77% of African angel investors limit deals to $25,000, ABAN finds

In a recent report by the African Business Angel Network (ABAN), it was revealed that a significant percentage of angel investors in Africa have invested less than $25,000 in startups between 2022 and 2024. This cautious approach indicates a certain level of risk aversion within the continent’s startup ecosystem.

The report, based on a survey of over 110 angel investors supporting African startups, sheds light on key trends in early-stage funding. Collaboration with Briter, a business analytics platform focused on startup funding, also contributed to the data collection process.

While most angel investments fall below the $25,000 mark, there has been a gradual increase in the number of investors committing amounts ranging from $50,001 to $250,000. This shift suggests a growing interest in higher investment brackets.

Angel investment plays a critical role in funding early-stage startups, particularly in regions where access to venture capital is limited. However, the inherent risks associated with these investments, often in unproven business models, lead to a cautious approach. Despite the challenges, startups require funding to expand and realize their growth potential. The report emphasizes the need for enhanced education and access to reliable data to help investors make well-informed decisions and mitigate perceived risks.
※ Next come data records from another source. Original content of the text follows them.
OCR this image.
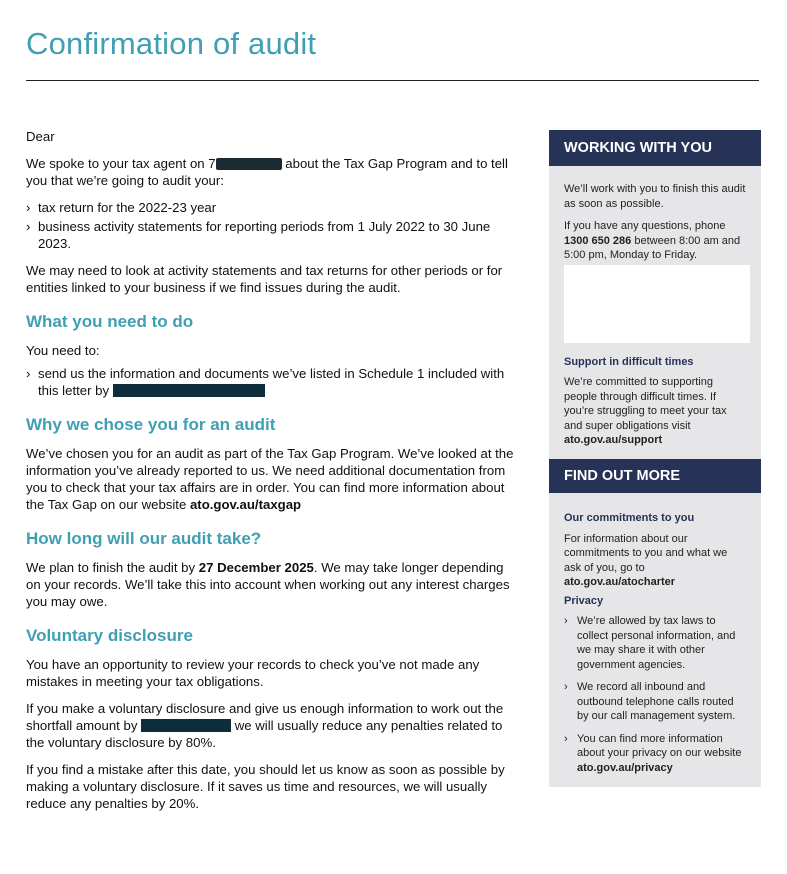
Confirmation of audit

Dear

We spoke to your tax agent on 7	about the Tax Gap Program and to tell you that we’re going to audit your:

› tax return for the 2022-23 year
› business activity statements for reporting periods from 1 July 2022 to 30 June 2023.

We may need to look at activity statements and tax returns for other periods or for entities linked to your business if we find issues during the audit.

What you need to do

You need to:

› send us the information and documents we’ve listed in Schedule 1 included with this letter by
Why we chose you for an audit

We’ve chosen you for an audit as part of the Tax Gap Program. We’ve looked at the information you’ve already reported to us. We need additional documentation from you to check that your tax affairs are in order. You can find more information about the Tax Gap on our website ato.gov.au/taxgap

How long will our audit take?

We plan to finish the audit by 27 December 2025. We may take longer depending on your records. We’ll take this into account when working out any interest charges you may owe.

Voluntary disclosure

You have an opportunity to review your records to check you’ve not made any mistakes in meeting your tax obligations.

If you make a voluntary disclosure and give us enough information to work out the shortfall amount by	we will usually reduce any penalties related to the voluntary disclosure by 80%.

If you find a mistake after this date, you should let us know as soon as possible by making a voluntary disclosure. If it saves us time and resources, we will usually reduce any penalties by 20%.

WORKING WITH YOU

We’ll work with you to finish this audit as soon as possible.

If you have any questions, phone 1300 650 286 between 8:00 am and 5:00 pm, Monday to Friday.

Support in difficult times

We’re committed to supporting people through difficult times. If you’re struggling to meet your tax and super obligations visit ato.gov.au/support

FIND OUT MORE
Our commitments to you

For information about our commitments to you and what we ask of you, go to ato.gov.au/atocharter

Privacy
› We’re allowed by tax laws to collect personal information, and we may share it with other government agencies.
› We record all inbound and outbound telephone calls routed by our call management system.
› You can find more information about your privacy on our website ato.gov.au/privacy
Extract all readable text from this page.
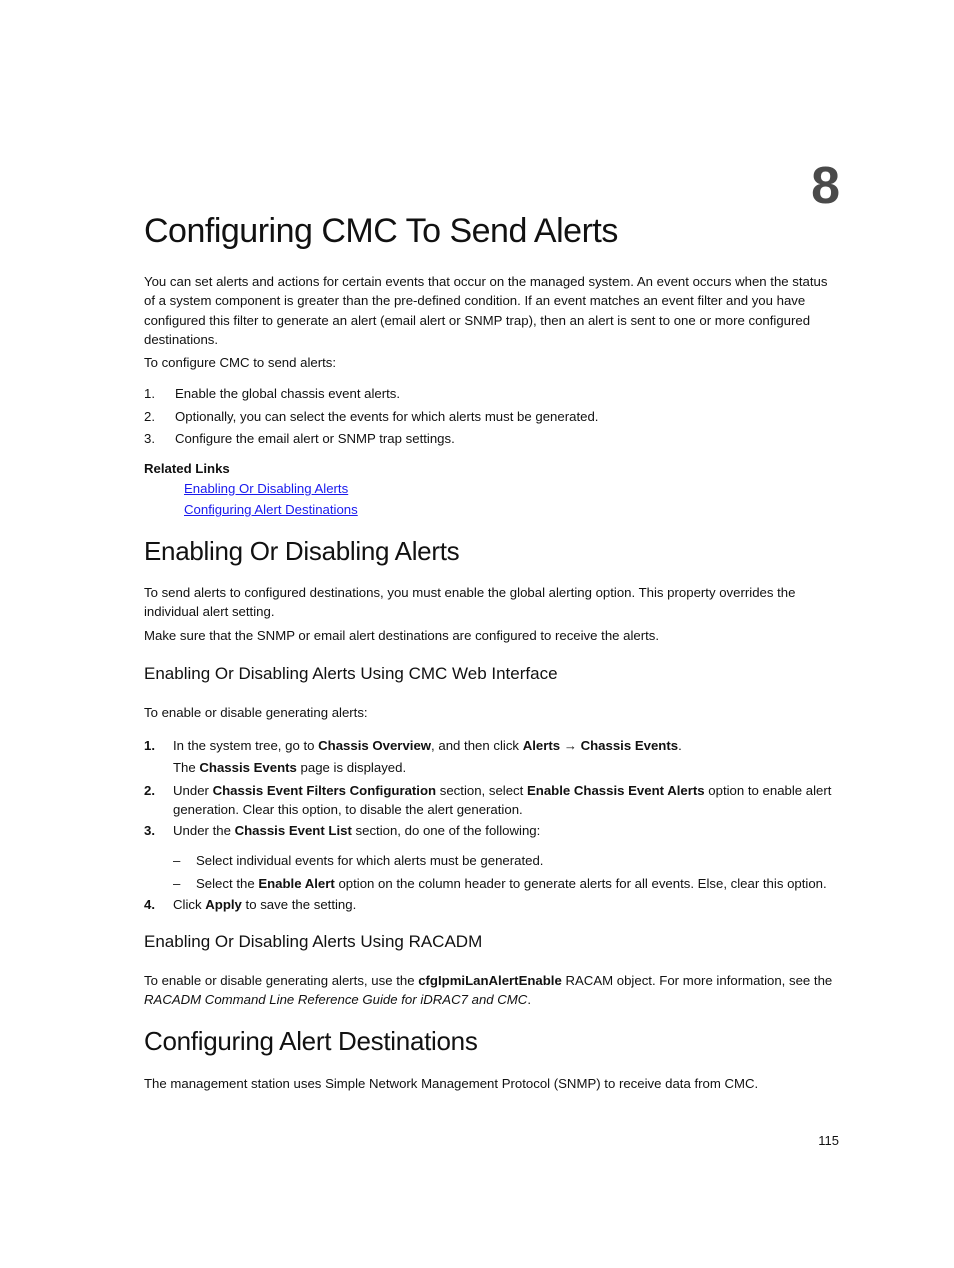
8
Configuring CMC To Send Alerts

You can set alerts and actions for certain events that occur on the managed system. An event occurs when the status of a system component is greater than the pre-defined condition. If an event matches an event filter and you have configured this filter to generate an alert (email alert or SNMP trap), then an alert is sent to one or more configured destinations.

To configure CMC to send alerts:

1. Enable the global chassis event alerts.
2. Optionally, you can select the events for which alerts must be generated.
3. Configure the email alert or SNMP trap settings.
Related Links
Enabling Or Disabling Alerts
Configuring Alert Destinations
Enabling Or Disabling Alerts

To send alerts to configured destinations, you must enable the global alerting option. This property overrides the individual alert setting.

Make sure that the SNMP or email alert destinations are configured to receive the alerts.

Enabling Or Disabling Alerts Using CMC Web Interface

To enable or disable generating alerts:

1. In the system tree, go to Chassis Overview, and then click Alerts → Chassis Events.
The Chassis Events page is displayed.
2. Under Chassis Event Filters Configuration section, select Enable Chassis Event Alerts option to enable alert generation. Clear this option, to disable the alert generation.
3. Under the Chassis Event List section, do one of the following:
– Select individual events for which alerts must be generated.
– Select the Enable Alert option on the column header to generate alerts for all events. Else, clear this option.
4. Click Apply to save the setting.
Enabling Or Disabling Alerts Using RACADM

To enable or disable generating alerts, use the cfgIpmiLanAlertEnable RACAM object. For more information, see the RACADM Command Line Reference Guide for iDRAC7 and CMC.

Configuring Alert Destinations

The management station uses Simple Network Management Protocol (SNMP) to receive data from CMC.

115
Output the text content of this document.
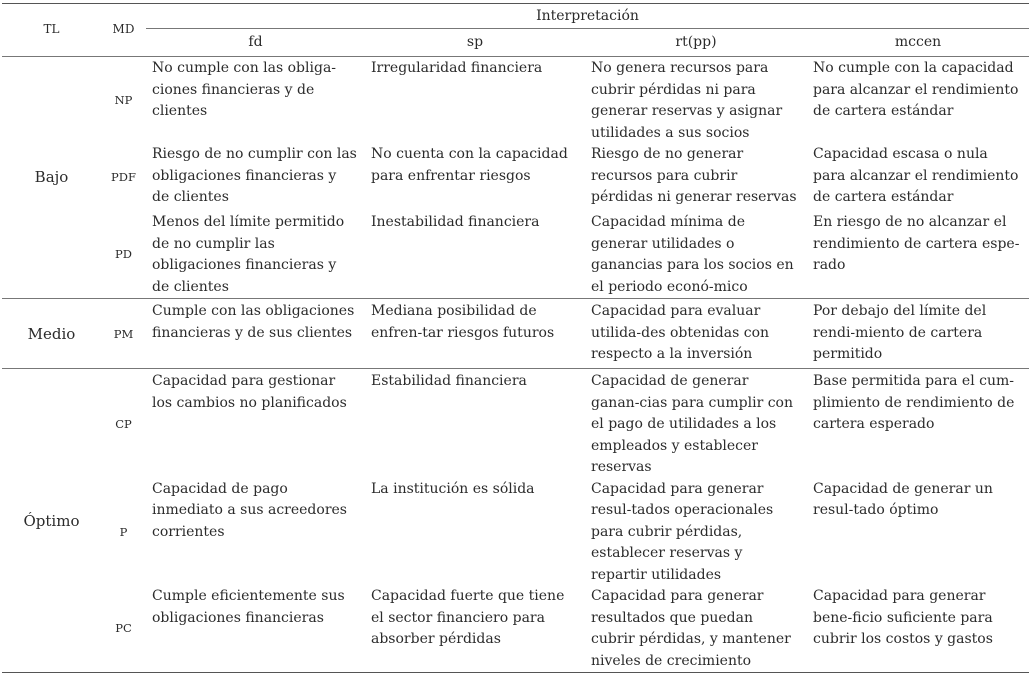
TL	MD	Interpretación			
		fd	sp	rt(pp)	mccen
Bajo	NP	No cumple con las obliga-ciones financieras y de clientes	Irregularidad financiera	No genera recursos para cubrir pérdidas ni para generar reservas y asignar utilidades a sus socios	No cumple con la capacidad para alcanzar el rendimiento de cartera estándar
	PDF	Riesgo de no cumplir con las obligaciones financieras y de clientes	No cuenta con la capacidad para enfrentar riesgos	Riesgo de no generar recursos para cubrir pérdidas ni generar reservas	Capacidad escasa o nula para alcanzar el rendimiento de cartera estándar
	PD	Menos del límite permitido de no cumplir las obligaciones financieras y de clientes	Inestabilidad financiera	Capacidad mínima de generar utilidades o ganancias para los socios en el periodo econó-mico	En riesgo de no alcanzar el rendimiento de cartera espe-rado
Medio	PM	Cumple con las obligaciones financieras y de sus clientes	Mediana posibilidad de enfren-tar riesgos futuros	Capacidad para evaluar utilida-des obtenidas con respecto a la inversión	Por debajo del límite del rendi-miento de cartera permitido
Óptimo	CP	Capacidad para gestionar los cambios no planificados	Estabilidad financiera	Capacidad de generar ganan-cias para cumplir con el pago de utilidades a los empleados y establecer reservas	Base permitida para el cum-plimiento de rendimiento de cartera esperado
	P	Capacidad de pago inmediato a sus acreedores corrientes	La institución es sólida	Capacidad para generar resul-tados operacionales para cubrir pérdidas, establecer reservas y repartir utilidades	Capacidad de generar un resul-tado óptimo
	PC	Cumple eficientemente sus obligaciones financieras	Capacidad fuerte que tiene el sector financiero para absorber pérdidas	Capacidad para generar resultados que puedan cubrir pérdidas, y mantener niveles de crecimiento	Capacidad para generar bene-ficio suficiente para cubrir los costos y gastos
The report also highlights the diverse approaches of African angel investors based on their risk tolerance and investment objectives. A significant portion opt for equity investments through tools like Simple Agreements for Future Equity (SAFE), while others prefer debt instruments for quicker returns. The shift towards structured investment vehicles, such as angel syndicates, indicates a move towards more collaborative and risk-sharing strategies among investors.

Angel investors in Africa are often motivated by factors beyond financial gains, with a focus on job creation, poverty reduction, youth and women empowerment, and climate solutions. There is also a growing preference for technology-driven startups, aligning with broader trends in the venture capital landscape where sectors like fintech, e-commerce, and energy attract substantial funding.

As the African angel investment sector evolves, there is an increasing emphasis on education, data-driven decision-making, and network building to instill confidence and encourage larger investments in the future. The emergence of more angel networks providing training and improved data access is demystifying angel investing and expanding its reach across the continent.